Early on I saw a few people in this forum declare that this game was dead on arrival if it was anything like Townscaper (its primary inspiration), or didn't include whatever expansive set of features they wanted that would turn it into a completely different game. Just today I saw someone declare a free game "dead" because it didn't have DLC yet.
It's nice sometimes to just let things be what they are, what they were intended to be by the people who made them, and appreciate them on that basis, even if they have shortcomings in your view.
I have loved the demo very much, and I have had tons of fun spending my Sunday morning creating a castle and a small village. As a sandbox, the game does what it intends to do wonderfully! Well done, devs, you have created a tiny little jewel!
However, once the castle or the village were created to my liking and a bunch of screenshots were taken... the only option forward was to wipe the slate clean and to start off yet another castle or village. One must wonder... how many variations of a castle/village will I want to create?
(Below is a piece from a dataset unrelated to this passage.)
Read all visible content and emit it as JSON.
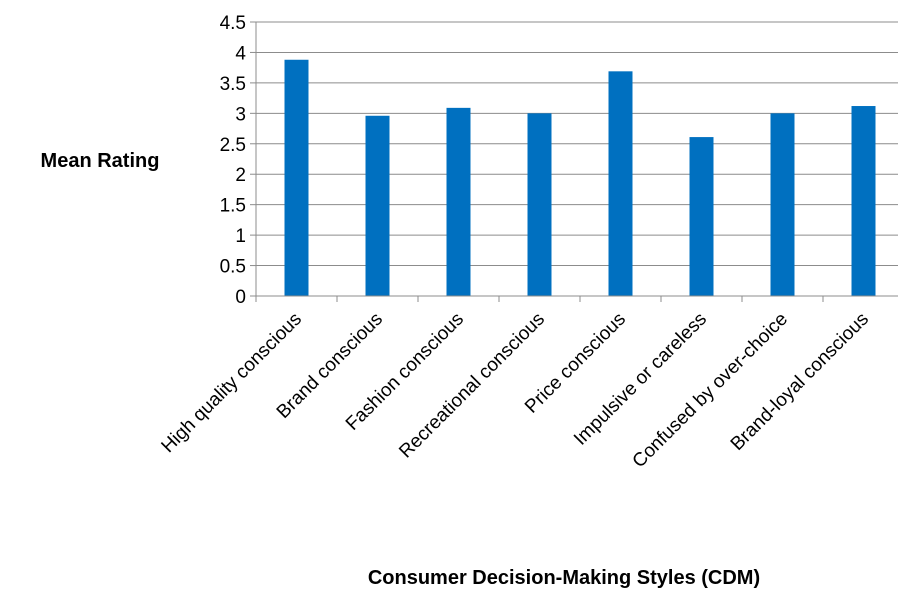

After I have -joyfully- created 4 or 5 different castles, will I give go for my 6th?
As a sandbox without a clearly defined game mechanics, for the player to keep returning over and over, the game has to offer a great variety of options so the type of creations are not limited to just castles and rural towns. Perhaps farms? perhaps a finish village? perhaps a train station? perhaps a lunar base? Here is where the devs have the opportunity to continue developing the game with paid DLCs to keep the game growing and the player base returning for more creations. As it stands, and as wonderful as Tiny Glade is for what it is, longevity is indeed a concern.